Of all the elements of the monetary policy, the exchange rate regime of the Bangladesh Bank is the most perplexing. Floating market based rate exists on paper, but the practice is less than an optimal REER (real effective exchange rate) based fixed exchange rate regime. The trade i.e. exports competitors, India, Vietnam and Indonesia have depreciated their currency by 10 percent to 15 percent in the last 15 months and the taka has been allowed to maintain its value thereby appreciating it relative to the three competitor currencies. Consequently the Bangladesh exports growth in 2015-16, impressive as it is, could not be as much as it could have been. Economists are afraid that a free float will reduce the exchange rate to Tk 72 or so per US dollar although they do not visualise the demand pressure if all the underground dealings come to the fore as these would in a free exchange rate regime. But a political government may not have the stomach to risk this ‘instability’ in the third of its five-year tenure. Hence this option has to wait.
Bangladesh Bank knows that a properly calculated REER could mean Tk 100 or so to a US dollar exchange rate. Thus the authorities may think to appropriately administer an exchange rate around Tk 83-Tk 85 boosting the exports via reduction in the foreign exchange price of Bangladesh exports. This will also not only halt the slide in the remittances but will also provide a fillip to higher remittances. The cost in terms of higher amount of local currency matching the exports and the remittances net of the imports expenditure should not add any extraordinary pressure on price levels.
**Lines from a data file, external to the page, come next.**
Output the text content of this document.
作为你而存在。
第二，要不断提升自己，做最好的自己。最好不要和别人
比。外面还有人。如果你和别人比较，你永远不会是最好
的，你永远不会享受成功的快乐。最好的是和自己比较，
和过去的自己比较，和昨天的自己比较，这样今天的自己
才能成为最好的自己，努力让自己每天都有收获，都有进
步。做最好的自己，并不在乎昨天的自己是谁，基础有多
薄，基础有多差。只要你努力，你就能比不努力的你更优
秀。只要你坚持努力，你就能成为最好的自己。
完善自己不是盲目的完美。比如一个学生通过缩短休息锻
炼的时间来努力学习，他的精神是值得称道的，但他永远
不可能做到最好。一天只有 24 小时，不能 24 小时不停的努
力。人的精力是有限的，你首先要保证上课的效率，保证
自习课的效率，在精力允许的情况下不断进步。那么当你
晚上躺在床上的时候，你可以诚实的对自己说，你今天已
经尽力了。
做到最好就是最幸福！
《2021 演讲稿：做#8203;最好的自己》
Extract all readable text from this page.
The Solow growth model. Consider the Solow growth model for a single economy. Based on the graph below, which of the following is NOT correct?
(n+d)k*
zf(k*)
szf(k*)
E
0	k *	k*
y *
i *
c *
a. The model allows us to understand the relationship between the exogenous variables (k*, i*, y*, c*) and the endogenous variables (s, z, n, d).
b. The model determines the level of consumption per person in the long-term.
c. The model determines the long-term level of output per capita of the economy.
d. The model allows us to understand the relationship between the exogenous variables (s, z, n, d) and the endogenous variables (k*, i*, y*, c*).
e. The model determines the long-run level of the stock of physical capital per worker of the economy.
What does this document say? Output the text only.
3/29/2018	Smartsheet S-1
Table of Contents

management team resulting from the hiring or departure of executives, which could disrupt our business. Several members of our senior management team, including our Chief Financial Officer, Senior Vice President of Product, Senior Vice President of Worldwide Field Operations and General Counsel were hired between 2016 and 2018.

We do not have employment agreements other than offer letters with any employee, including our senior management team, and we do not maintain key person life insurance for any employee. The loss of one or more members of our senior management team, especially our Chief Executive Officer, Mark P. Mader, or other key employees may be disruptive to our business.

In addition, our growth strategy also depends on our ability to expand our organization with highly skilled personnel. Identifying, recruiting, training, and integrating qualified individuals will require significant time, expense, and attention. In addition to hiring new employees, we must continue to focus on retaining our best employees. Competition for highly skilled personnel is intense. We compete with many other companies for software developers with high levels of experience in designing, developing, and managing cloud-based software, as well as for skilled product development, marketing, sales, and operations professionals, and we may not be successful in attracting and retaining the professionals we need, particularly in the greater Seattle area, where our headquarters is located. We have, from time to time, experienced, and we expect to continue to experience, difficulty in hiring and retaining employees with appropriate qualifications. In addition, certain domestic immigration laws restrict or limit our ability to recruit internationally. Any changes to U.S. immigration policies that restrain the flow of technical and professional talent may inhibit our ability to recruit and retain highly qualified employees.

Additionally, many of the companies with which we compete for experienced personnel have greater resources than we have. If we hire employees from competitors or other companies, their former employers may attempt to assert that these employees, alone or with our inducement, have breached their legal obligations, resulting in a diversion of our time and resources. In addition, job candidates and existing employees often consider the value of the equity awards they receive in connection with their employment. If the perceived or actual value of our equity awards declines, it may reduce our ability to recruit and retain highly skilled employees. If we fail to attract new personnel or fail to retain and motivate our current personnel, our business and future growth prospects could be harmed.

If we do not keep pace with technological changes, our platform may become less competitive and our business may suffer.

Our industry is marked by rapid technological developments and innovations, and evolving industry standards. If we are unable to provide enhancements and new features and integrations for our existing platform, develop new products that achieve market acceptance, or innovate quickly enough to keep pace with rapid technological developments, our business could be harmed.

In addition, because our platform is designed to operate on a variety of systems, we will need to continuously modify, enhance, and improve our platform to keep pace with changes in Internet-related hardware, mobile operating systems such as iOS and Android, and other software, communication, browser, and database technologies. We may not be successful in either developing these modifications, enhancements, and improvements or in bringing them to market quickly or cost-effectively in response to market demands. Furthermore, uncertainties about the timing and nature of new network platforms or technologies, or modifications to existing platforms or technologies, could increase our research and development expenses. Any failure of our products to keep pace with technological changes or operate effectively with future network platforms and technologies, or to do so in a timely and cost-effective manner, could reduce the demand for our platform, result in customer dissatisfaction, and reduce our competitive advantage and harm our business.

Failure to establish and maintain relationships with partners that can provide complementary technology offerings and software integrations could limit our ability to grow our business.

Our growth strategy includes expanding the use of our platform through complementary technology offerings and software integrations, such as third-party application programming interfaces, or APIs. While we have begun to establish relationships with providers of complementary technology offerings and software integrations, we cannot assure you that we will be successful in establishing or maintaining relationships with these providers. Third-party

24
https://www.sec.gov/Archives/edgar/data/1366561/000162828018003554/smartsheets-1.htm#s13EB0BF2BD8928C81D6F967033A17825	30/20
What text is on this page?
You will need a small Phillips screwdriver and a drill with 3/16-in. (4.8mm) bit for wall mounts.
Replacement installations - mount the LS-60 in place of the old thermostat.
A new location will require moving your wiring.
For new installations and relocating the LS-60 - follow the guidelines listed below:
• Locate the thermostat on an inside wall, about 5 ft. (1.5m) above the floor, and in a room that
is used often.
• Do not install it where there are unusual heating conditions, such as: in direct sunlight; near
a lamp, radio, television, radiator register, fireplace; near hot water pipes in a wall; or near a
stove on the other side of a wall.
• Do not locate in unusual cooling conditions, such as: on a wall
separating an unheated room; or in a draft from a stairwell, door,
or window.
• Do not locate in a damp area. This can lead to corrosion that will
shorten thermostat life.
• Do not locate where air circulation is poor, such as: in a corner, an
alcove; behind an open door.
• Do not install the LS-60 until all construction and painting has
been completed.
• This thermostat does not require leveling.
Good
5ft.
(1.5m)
It may be noted that the inflationary trend is determined by the relative movement of the aggregate demand or total purchasing power (MV) and the real GDP, Q as the equation cited earlier. Investment will push up MV and Q will increase in response to the investment but with a time lag. Thus inflation may set in. But the past investment may start yielding results now to increase Q as well somewhat moderating the inflationary trend. Imports also augment Q. Investing producers and the traders always welcome moderate inflation 6-8 percent in order to have the profit incentive. The major price reduction in petroleum products and all the other commodities that Bangladesh imports will continue to pull down the prices in Bangladesh. The country’s inflation rate at 5.8 percent, although very low, is still higher than India (5.2 percent), China (less than 2 percent), all the other Asian countries and Europe and North America. Now is the time to come out of the fear of inflation and craft a monetary policy that will build up on the momentum and the tremendous pace at which the infrastructure in being built and nurture the private sector credit increase for growth and poverty reduction through employment generation.
As far as the $30-billion reserve is concerned, it is useful for confidence building and gives a good feeling. But a reserve that is equivalent to nine months’ imports cost is a luxury that Bangladesh can ill afford. Just as we suggested in December 2011 using reserves for domestic financing of the Padma bridge, we again feel the government should seek low interest (1 percent or so as the reserves kept in other central banks earn) or no interest loan from the reserves to finance mega infrastructure projects. One such project can be modernisation of the railways- broad gauging, double tracking and electrification for enhancing the productivity of the economy tending to push down the ICOR (incremental capital output ratio).
The coordination council scrutinises for consistency and coordinates the monetary policy, the interest rate regime, the foreign exchange rate and the overall fiscal policy. It is highly recommended that the half-yearly monetary policy may be placed before the coordination council for final check.